La esclerostina humana en forma madura se digirió con tripsina, que escinde después de arginina y lisina, o con AspN. Se incubaron aproximadamente 200 !g de esclerostina a 0,5-10 mg/ml en PBS (pH 7,2) durante 20 h a 37 ºC con 8 !g de tripsina o AspN.

Digestión de tripsina

La cromatografía de HPLC de las digestiones de tripsina produjo varios picos importantes (Fig. 10A). Se realizó análisis de secuencia en los picos peptídicos recuperados de HPLC después de digestión con tripsina. El análisis de ESI LC-MS en línea del producto de digestión peptídica también se realizó para determinar la masa precisa de los péptidos que se separaron por HPLC. Se determinó de este modo la identidad de los péptidos presentes en los picos peptídicos (Fig. 11). La Figura 13 muestra el alineamiento de diversas secuencias peptídicas (T19,2, T20, T20,6, T21-22) junto con la secuencia de esclerostina. El número después de cada T (por ejemplo, T19,2) refleja el tiempo de retención. T19,2 contiene dos péptidos (uno del bucle 1 y uno del bucle 3) unidos por el enlace disulfuro C2-C6. T20 contiene dos péptidos mantenidos juntos por la estructura de nudo de cistina, con los bucles intactos 1 y 3 mantenidos juntos por el disulfuro C2-C6 y con la mayor parte del bucle 2 ausente. T20,6 contiene cuatro secuencias mantenidas juntas por la estructura de nudo de cistina, pero carece de parte del bucle 1 y bucle 3 (la parte T19,2) y carece de la mayoría del bucle 2. T21-22 es casi idéntico a T20 pero tiene 3 aminoácidos adicionales en la región del bucle 2.

Digestión con AspN

La cromatografía de HPLC de los productos de digestión de AspN produjo varios picos principales (Fig. 10B). Se realizó análisis de secuencia de los picos peptídicos recuperados de HPLC. También se realizó análisis de ESI LC-MS en línea del producto de digestión peptídico para determinar la masa precisa de los péptidos que se separaron por HPLC. La identidad de los péptidos presentes en los picos peptídicos del producto de digestión de AspN se determinó de este modo (Fig. 12). La Figura 14 muestra el alineamiento de diversas secuencias peptídicas (AspN14,6, AspN18,6, AspN22,7-23,5) junto con la secuencia de esclerostina. El número después de cada AspN (por ejemplo AspN 18,6) refleja el tiempo de retención. AspN14,6 contiene tres péptidos cortos de las ramas tanto N como C terminales de esclerostina, mientras que AspN 18,6 es un péptido mayor de la rama N terminal de esclerostina. AspN22,7-23,5 contiene un único fragmento peptídico de 104 aminoácidos que abarca las ocho cisteínas (los cuatro enlaces disulfuro), el nudo de cistina y todos los bucles 1, 2 y 3.

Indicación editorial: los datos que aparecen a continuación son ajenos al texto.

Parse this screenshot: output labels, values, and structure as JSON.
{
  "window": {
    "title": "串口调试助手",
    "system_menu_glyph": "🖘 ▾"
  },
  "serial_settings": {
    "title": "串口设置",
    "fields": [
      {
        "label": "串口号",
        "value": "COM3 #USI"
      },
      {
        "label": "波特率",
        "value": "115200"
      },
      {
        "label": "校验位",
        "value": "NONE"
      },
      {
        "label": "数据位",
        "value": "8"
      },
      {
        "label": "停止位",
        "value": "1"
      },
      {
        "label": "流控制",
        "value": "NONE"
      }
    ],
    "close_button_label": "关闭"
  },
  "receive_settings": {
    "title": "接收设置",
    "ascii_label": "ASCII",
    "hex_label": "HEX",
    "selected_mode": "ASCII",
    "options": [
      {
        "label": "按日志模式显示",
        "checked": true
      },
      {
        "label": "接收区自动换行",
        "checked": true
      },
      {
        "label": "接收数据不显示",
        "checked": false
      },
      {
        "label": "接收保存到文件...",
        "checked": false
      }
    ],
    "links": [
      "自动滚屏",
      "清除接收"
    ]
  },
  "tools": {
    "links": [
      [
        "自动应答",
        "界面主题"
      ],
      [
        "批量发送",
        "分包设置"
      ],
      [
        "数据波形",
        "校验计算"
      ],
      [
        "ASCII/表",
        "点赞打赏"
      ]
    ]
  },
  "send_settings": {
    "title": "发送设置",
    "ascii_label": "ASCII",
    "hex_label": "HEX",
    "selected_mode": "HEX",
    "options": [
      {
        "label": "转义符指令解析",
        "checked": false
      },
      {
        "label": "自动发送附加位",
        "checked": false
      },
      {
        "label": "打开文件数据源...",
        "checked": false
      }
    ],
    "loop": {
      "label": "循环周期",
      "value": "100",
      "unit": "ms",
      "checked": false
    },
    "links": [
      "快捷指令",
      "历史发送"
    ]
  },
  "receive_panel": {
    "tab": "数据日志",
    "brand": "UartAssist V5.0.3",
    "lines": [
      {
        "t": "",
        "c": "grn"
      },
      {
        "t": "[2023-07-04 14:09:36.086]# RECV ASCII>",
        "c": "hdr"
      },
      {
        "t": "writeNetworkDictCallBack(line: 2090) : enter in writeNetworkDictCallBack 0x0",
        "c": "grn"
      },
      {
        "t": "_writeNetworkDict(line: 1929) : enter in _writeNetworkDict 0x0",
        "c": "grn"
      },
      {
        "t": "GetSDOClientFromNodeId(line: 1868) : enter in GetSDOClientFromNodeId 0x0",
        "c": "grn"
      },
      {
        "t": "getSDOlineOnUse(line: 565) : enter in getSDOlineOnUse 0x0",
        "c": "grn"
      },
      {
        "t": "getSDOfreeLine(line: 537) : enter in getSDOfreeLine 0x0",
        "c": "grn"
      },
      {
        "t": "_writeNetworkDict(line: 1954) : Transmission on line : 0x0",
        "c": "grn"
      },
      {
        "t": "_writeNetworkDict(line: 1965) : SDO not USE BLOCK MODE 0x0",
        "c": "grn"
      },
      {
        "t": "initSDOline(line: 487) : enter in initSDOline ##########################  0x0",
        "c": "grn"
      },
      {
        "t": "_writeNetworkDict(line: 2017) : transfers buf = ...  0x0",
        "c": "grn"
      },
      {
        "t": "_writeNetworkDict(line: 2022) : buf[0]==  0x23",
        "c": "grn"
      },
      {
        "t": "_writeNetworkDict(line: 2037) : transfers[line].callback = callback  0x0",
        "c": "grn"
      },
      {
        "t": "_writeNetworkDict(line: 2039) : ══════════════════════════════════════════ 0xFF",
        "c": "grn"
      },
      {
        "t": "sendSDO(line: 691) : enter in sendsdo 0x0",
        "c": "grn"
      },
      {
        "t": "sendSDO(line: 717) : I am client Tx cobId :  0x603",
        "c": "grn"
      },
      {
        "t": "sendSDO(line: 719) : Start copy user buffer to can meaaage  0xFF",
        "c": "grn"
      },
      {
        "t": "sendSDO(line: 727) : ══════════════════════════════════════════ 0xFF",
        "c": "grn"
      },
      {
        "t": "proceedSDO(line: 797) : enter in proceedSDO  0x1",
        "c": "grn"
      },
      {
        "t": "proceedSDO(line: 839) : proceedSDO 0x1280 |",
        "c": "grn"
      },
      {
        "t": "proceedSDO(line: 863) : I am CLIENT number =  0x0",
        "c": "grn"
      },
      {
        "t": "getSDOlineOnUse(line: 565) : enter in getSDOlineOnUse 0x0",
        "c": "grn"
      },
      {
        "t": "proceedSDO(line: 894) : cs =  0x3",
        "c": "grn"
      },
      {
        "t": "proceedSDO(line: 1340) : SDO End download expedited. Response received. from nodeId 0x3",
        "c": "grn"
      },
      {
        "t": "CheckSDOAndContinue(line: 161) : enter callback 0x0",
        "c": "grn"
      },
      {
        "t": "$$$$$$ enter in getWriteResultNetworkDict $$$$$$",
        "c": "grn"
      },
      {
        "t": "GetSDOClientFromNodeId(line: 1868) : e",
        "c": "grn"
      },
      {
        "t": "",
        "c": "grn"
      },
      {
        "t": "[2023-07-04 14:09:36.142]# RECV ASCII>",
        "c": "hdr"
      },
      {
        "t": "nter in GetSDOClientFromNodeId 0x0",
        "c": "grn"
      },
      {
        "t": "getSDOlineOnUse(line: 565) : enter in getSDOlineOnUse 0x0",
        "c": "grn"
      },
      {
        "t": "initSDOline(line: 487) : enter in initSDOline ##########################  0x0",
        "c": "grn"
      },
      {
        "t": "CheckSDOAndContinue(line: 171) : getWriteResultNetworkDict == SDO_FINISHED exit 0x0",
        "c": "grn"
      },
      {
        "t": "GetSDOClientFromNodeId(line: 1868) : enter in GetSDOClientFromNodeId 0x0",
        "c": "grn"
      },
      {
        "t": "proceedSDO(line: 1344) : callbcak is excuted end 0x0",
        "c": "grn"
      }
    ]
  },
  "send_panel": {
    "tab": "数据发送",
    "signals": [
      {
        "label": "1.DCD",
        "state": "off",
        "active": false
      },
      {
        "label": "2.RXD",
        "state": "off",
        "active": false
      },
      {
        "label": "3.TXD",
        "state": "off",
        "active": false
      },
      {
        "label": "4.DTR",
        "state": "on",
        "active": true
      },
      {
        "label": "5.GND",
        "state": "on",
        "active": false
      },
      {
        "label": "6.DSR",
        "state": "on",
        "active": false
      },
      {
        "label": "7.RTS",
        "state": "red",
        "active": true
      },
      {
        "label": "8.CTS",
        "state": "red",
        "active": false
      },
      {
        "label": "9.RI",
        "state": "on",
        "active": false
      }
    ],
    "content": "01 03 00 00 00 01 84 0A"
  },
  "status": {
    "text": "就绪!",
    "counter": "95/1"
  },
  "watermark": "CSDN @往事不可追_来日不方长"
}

La estrategia para caracterizar los epítopos fue usar estos diversos péptidos de esclerostina humana generados por tripsina y AspN y determinar qué péptidos podían aún unirse a los diversos anticuerpos (Ab-A, Ab-B, Ab-C y Ab-D). Específicamente esto se ensayó en un “ensayo de unión competitiva de epítopos peptídicos de esclerostina humana” basado en Biacore donde la unión de un anticuerpo monoclonal particular con esclerostina humana inmovilizada en la microplaca de Biacore se determinó en presencia o ausencia de cada una de las diversas fracciones peptídicas de HPLC de tripsina y AspN aisladas. En ausencia de cualquier péptido competidor, el anticuerpo monoclonal particular fue capaz de unirse a la esclerostina humana en la microplaca y producir una respuesta en unidades de resonancia, UR. La preincubación del anticuerpo monoclonal particular con esclerostina humana intacta en solución, seguida de ensayo de la unión con la microplaca, demostró que la unión del Mab con esclerostina humana en solución evitó la unión del Mab con la esclerostina humana en la microplaca, validando de este modo el principio general de este ensayo de competición.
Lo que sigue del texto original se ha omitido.